C'est l'un des axes prioritaires du plan pauvreté : la réforme du Revenu de solidarité active (RSA) que le gouvernement veut désormais plus efficace. Claire Pitollat, députée des Bouches-du-Rhône (13), et Mathieu Klein, président du conseil départemental de Meurthe-et-Moselle (54), ont planché l'été dernier sur ce dossier épineux. Leur mission: identifier les dispositifs actuellement en place sur les territoires qui font déjà leurs preuves. Leurs préconisations après un mois d'investigation? Réformer en profondeur l'accompagnement pour réussir l'insertion sociale et professionnelle des bénéficiaires du RSA.
Dans la lettre de mission que le Premier ministre, Édouard Philippe, leur a adressée, il dresse un constat alarmant sur le système du RSA. « D'un côté les départements contraints se retrouvent étranglés - car l'insertion relève de leurs compétences ; de l'autre des bénéficiaires qui ne bénéficient d'au-cun accompagnement et qui s'enlisent petit à petit », constate Frédéric Bierry, président du conseil départemental du Bas-Rhin (67). Parmi les chiffres énoncés : 40 % des bénéficiaires ne sont pas orientés vers un accompagnement six mois après une demande de RSA; 13 % sont encore totalement livrés à euxmêmes au bout de deux ans; et, parmi les bénéficiaires orientés, un sur deux n'a aucun contrat d'engagement et donc pas de logique de droits et devoirs engagée.
« La vérité, c'est que notre modèle social a échoué à insérer les plus fragiles et qu'il y a de plus en plus de pauvres. Aujourd'hui, 5 millions de personnes vivent dans notre pays avec moins de 900€ par mois », déplore Mathieu Klein. « Pourtant, chaque année ce sont près de 300000 postes qui ne sont pas pourvus », riposte Frédéric Bierry. Une aberration! Une fatalité? Pas pour tous les départements. En effet, quelques dispositifs mis en place par certains d'entre eux fonctionnent. Et c'est justement ces « bonnes pratiques » en matière d'accompagnement des bénéficiaires du RSA que Claire Pitollat et Nicolas Klein ont pu recenser à travers la Seine-Saint-Denis (93), le Nord (59), la Gironde (33), la Meurthe-et-Moselle et les Alpes-de Haute-Provence (04) lors de leurs multiples échanges avec les associations, les agences d'insertion, les institutions et les demandeurs d'emploi.

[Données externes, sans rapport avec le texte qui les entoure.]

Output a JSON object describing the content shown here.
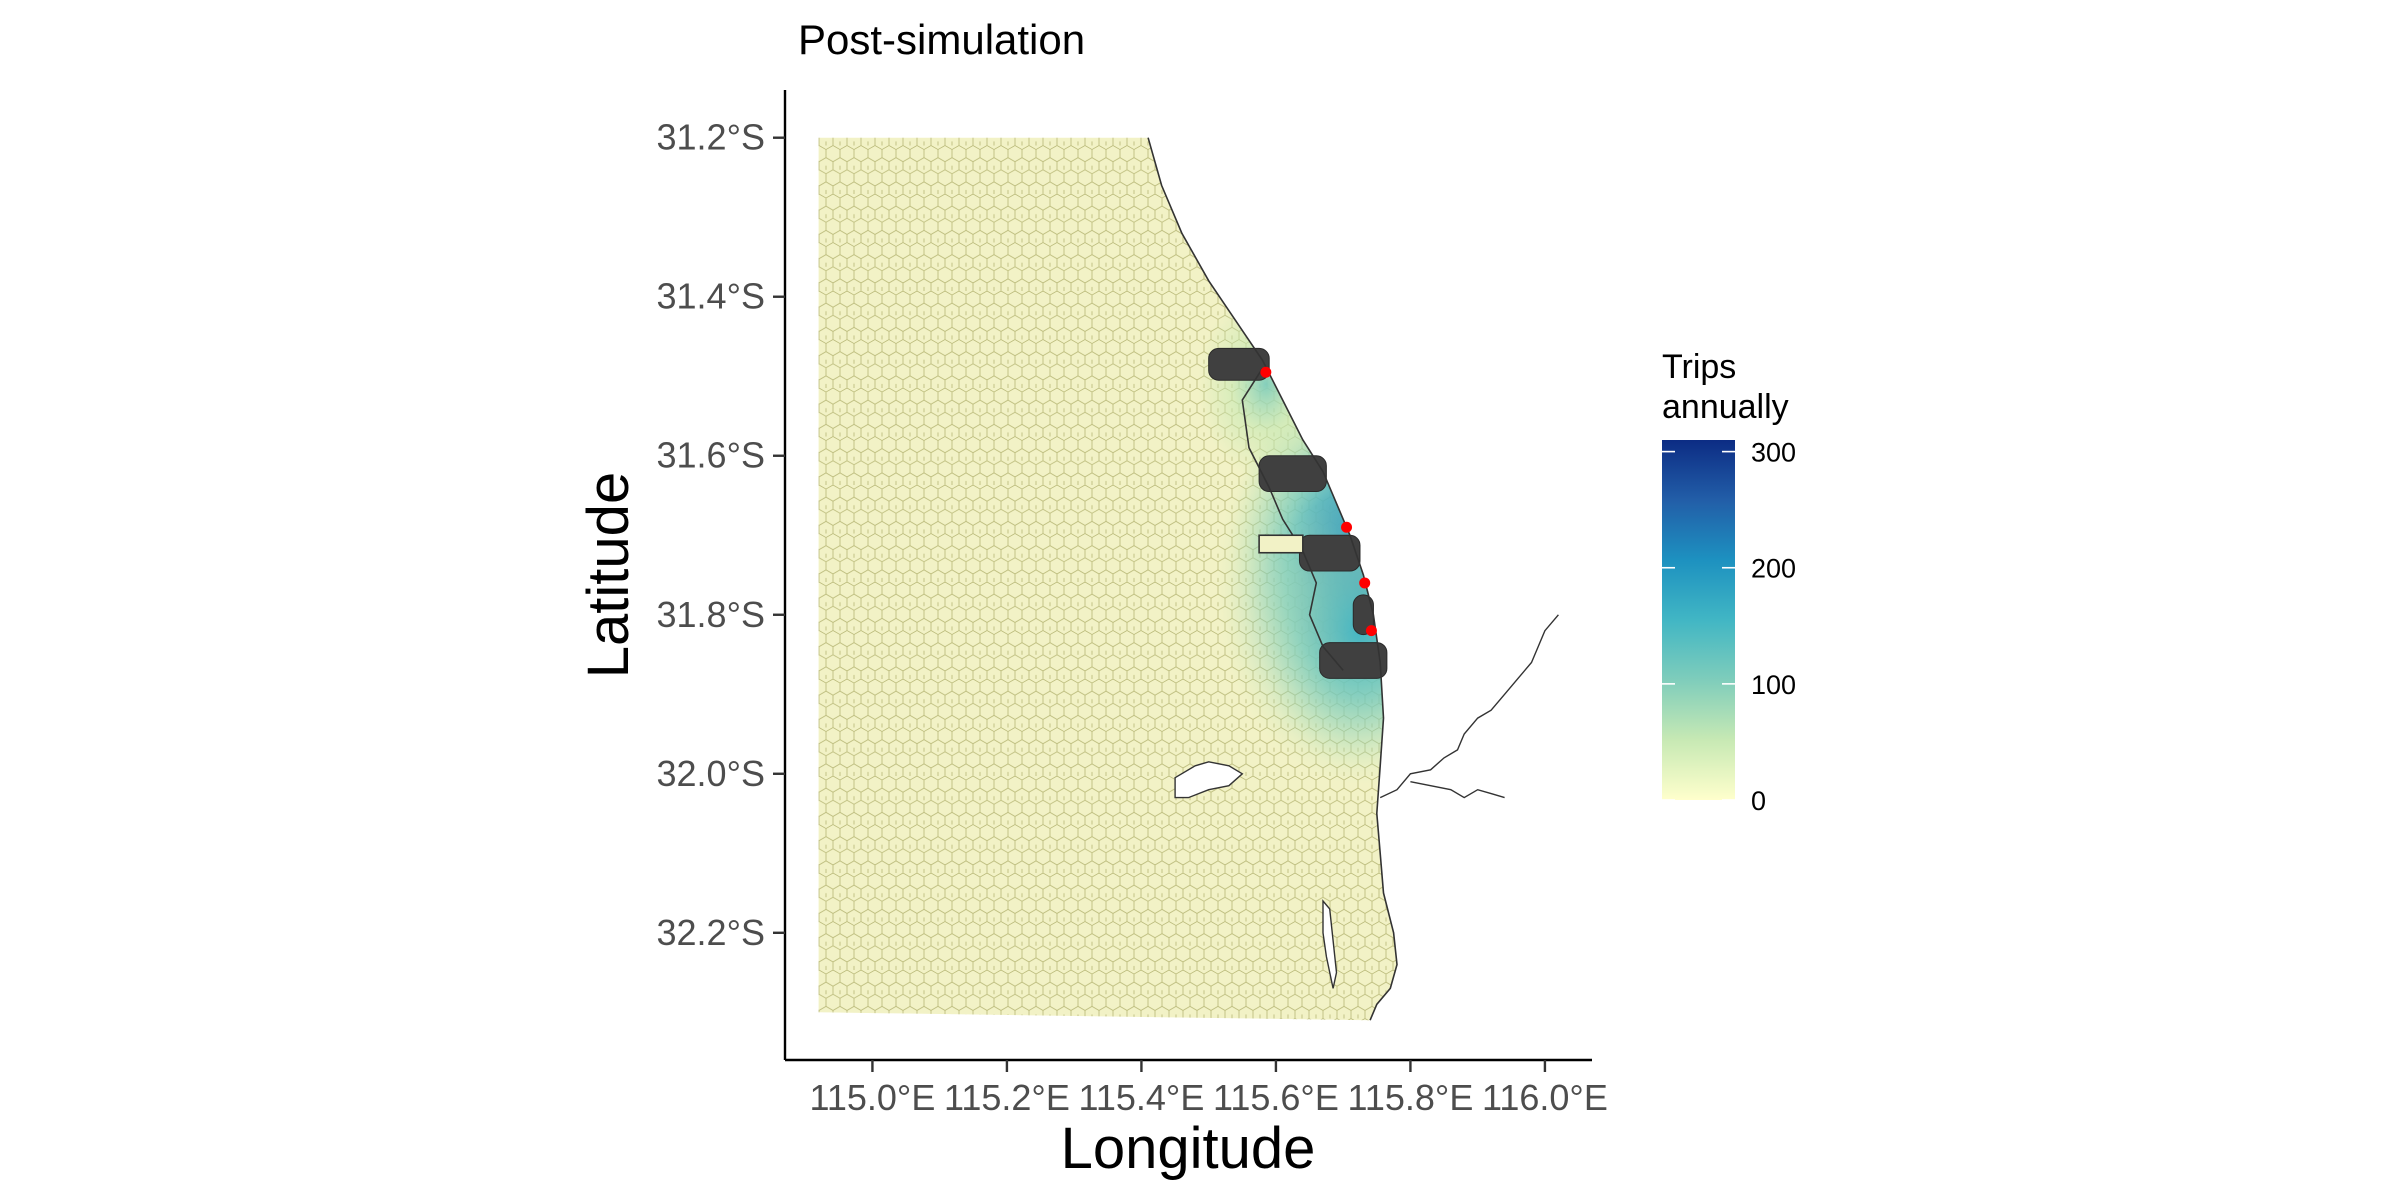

Le rapport s'attache donc au travers d'une cinquantaine de propositions à surmonter le paradoxe d'une politique en échec, alors même que les idées, les méthodes et la mobilisation existent partout sur le territoire », commente Frédéric Bierry.
En voici quelques-unes :
1 ACCÉLÉRER LES DÉMARCHES ADMINISTRATIVES
La durée excessive des premières étapes à l'entrée du RSA (ouverture du droit, orientation dans un parcours d'accompagnement, signature du contrat d'insertion
) est un facteur majeur de complexité, et d'éloignement social et professionnel. C'est pourquoi plusieurs propositions sont faites pour que cette étape s'accélère. Les outils numériques en appui aux professionnels devraient faciliter le traitement administratif et permettre un premier entretien d'orientation dans les huit jours après la demande d'ouverture des droits RSA.
2 METTRE EN PLACE UN ACCOMPAGNEMENT DES BÉNÉFICIAIRES
L'instauration d'un accompagnement unique, qui concilie les sphères professionnelles, sanitaires et sociales, et qui place l'accès à l'emploi comme objectif s'avère efficace. « C'est le moyen de mettre fin au clivage actuel entre accompagnement professionnel et accompagnement social », préconisent les experts de la mission. Dans cette perspective, ils proposent d'aller vers une approche globale de l'accompagnement, piloté par Pôle emploi et les départements, et impliquant les structures sanitaires dans les politiques d'insertions sociales.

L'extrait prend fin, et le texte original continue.